2. Wage and Hour Class Action is not the Only Risk for Independent Contractor Misclassification: Although wage and hour litigation in a class action setting certainly constitutes the potentially most devastating exposure, the Dynamex decision certainly opens the door for a host of other exposures to transportation companies doing business in California. Transportation employers will also be at risk for traditional employment-related causes of action such as harassment, discrimination and failure to provide workers' compensation insurance and other employee-related benefits.
3. Relying on the Owner-Operator Model is a Risky Proposition: Companies can no longer rely solely on the preference of drivers who want to operate independently. The Dynamex decision clearly demonstrates the stronger court interest in California in ensuring the preservation of worker rights to wage and hour benefits over driver preference for independence. As a result, many companies are considering adopting an alternative independent contractor model in which the motor carrier uses broker or freight forward authority to contract with the owner-operators who are working under their own independent motor carrier authority.
4. The Bar for Wage and Hour Class Certification is Lower : The Dynamex Court upheld the trial court's certification of a class of delivery drivers. The Court found that there was a sufficient commonality of interest as to whether Prong B of the ABC test was met because the employer was a delivery company. The Court reasoned that the question of whether the work performed by the drivers was outside the usual course of the business of the delivery company was amenable to determination on a class-wide basis. In Dynamex, the class of drivers certified by the trial court was limited to drivers who performed delivery services only for the company.
5. Prong B of the ABC Test is a Major Hurdle for the Use of Owner-Operators in California: Prong B changes prior standards by requiring an employer to demonstrate that a worker is not performing a duty or service that is provided with the usual course of the employer's business. The Court illustrated this Prong by using an example that a retailer who hires a plumber or electrician to perform maintenance will be able to demonstrate the independent contractor status of that worker. However, in situations where drivers are performing the identical service of the defendant company (i.e. making deliveries), transportation companies face an almost insurmountable task to satisfy this Prong.
6. Federal Preemption Exempting Motor Carriers from Complying with State Laws is Being Pursued Legislatively and through the Courts: The Western States Trucking Association (WSTA) recently filed a complaint for declaratory and injunctive relief in the United States District Court, Eastern District of California. The WSTA seeks a declaration that the Dynamex decision is preempted by federal law and argues that California's interpretation of the applicable wage order in Dynamex means that independent contractor drivers will be instantly transformed as a matter of law into employees upon crossing into and through California. The WSTA also contends that the Federal Aviation Administration Authorization Act of 1994 (FAAAA), which prohibits any state from enacting any law relating to the price, route or service of a motor carrier, preempts the California wage order. Even if the WSTA action fails in the 9th Circuit Court of Appeals, a split of authority in other states sets up the WSTA case as a potential matter to be heard by the United States Supreme Court. In addition, current legislation offered by Rep. Jeff Denham of California seeks to exempt motor carriers from complying with state laws that require employers to provide meal and rest breaks to employees. It would also preempt state rules on misclassification of truck drivers.

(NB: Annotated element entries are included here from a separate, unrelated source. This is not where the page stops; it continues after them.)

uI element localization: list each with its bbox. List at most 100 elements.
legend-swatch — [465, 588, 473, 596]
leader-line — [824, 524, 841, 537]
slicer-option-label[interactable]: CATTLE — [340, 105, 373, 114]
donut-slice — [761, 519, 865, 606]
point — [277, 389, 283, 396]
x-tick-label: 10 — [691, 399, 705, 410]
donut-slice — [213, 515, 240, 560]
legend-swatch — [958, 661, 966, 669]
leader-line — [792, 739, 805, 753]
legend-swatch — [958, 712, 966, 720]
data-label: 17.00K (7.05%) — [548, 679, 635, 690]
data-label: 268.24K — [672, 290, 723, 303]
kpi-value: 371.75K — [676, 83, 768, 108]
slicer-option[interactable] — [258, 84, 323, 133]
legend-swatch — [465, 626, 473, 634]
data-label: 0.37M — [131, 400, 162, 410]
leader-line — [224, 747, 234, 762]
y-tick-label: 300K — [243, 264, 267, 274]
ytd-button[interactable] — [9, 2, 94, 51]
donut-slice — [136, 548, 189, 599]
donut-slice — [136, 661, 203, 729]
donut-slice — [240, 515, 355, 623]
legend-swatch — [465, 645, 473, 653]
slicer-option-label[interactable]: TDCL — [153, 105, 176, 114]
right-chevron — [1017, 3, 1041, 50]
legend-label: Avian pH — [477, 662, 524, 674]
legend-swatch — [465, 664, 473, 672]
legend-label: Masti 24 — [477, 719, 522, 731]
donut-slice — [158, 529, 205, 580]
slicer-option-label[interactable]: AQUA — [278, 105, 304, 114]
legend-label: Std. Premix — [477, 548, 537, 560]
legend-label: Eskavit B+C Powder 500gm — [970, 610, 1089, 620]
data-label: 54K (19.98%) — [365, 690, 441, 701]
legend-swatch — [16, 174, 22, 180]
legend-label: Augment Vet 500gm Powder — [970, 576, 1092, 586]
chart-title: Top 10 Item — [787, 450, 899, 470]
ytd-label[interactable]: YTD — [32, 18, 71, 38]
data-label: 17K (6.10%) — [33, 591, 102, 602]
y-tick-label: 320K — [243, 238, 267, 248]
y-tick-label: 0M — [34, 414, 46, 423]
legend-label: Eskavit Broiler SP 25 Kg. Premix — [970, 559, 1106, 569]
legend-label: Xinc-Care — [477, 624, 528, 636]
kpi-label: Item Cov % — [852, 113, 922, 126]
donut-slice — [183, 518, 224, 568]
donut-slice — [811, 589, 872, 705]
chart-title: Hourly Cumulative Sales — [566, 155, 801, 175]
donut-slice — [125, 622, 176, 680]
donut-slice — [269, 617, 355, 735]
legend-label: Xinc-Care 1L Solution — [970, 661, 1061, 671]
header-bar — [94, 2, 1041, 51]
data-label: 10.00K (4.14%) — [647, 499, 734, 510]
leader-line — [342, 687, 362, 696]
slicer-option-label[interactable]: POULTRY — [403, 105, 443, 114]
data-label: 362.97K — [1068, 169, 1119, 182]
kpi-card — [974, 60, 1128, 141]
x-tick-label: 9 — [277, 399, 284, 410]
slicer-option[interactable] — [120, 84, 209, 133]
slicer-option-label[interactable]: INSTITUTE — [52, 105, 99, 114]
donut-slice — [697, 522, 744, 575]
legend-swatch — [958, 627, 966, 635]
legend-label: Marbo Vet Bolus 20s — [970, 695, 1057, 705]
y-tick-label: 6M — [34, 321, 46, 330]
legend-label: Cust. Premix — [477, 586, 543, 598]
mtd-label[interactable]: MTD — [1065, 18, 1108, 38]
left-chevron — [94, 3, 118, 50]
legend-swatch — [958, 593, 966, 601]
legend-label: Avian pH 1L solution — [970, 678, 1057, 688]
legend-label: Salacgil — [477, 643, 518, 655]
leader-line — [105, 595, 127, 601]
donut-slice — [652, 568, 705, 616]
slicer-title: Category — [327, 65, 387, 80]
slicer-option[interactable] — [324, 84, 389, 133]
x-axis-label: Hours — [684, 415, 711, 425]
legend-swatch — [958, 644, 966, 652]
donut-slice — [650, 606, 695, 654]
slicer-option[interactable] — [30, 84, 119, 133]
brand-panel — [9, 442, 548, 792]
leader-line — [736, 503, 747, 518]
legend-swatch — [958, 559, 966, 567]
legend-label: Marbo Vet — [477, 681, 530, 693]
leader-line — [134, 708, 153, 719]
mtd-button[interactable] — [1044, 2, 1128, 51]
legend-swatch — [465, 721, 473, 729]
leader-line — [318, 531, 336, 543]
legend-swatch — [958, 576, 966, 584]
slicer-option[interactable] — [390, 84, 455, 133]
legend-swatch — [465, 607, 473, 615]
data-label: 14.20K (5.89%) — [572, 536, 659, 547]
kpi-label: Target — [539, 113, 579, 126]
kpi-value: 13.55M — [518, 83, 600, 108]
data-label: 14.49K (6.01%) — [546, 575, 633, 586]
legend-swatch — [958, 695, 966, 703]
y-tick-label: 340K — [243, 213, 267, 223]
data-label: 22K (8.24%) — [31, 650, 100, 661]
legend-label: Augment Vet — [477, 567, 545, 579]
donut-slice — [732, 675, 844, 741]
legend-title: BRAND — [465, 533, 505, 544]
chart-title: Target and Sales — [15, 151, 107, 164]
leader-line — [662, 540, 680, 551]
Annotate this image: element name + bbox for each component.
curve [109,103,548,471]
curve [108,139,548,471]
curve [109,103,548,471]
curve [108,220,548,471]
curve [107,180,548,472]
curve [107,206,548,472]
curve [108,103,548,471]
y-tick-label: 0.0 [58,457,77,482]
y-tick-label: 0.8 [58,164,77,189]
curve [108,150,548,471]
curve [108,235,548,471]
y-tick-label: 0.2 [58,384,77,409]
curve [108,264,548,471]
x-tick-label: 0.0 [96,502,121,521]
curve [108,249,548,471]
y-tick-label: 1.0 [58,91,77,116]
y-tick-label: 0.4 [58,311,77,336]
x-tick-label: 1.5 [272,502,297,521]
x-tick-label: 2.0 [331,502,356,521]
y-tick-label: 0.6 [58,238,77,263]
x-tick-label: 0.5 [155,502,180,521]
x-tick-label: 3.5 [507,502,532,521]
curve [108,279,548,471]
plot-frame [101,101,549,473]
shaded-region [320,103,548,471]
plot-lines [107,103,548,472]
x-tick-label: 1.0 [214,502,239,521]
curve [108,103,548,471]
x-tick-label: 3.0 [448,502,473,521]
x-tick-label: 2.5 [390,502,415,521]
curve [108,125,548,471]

In sum, the Dynamex decision demonstrates a clear judicial preference in California to protect the state interest in ensuring workers' rights to wage and hour benefits over the interests of drivers who want to operate independently. In publishing this preference, the Court has created significant exposure for transportation companies via wage and hour and class action litigation and various traditional employment related theories. Therefore, it is crucial for transportation companies to monitor subsequent Court decisions or legislative changes that may limit Dynamex. And in the alternative, consideration should be given to different business models with drivers in the state.
 The Dynamex ABC test requires an employer to demonstrate all of the following prongs for a worker to be considered an independent contractor: (a) the worker is free from the control and direction of the hirer in connection with the performance of the work; (b) the worker performs work which is outside the usual scope of the employer's business; and (c) the worker is customarily engaged in an independent trade (i.e., taken steps to create their own independent business.)
|This article is presented for informational purposes only and is not intended to constitute legal advice.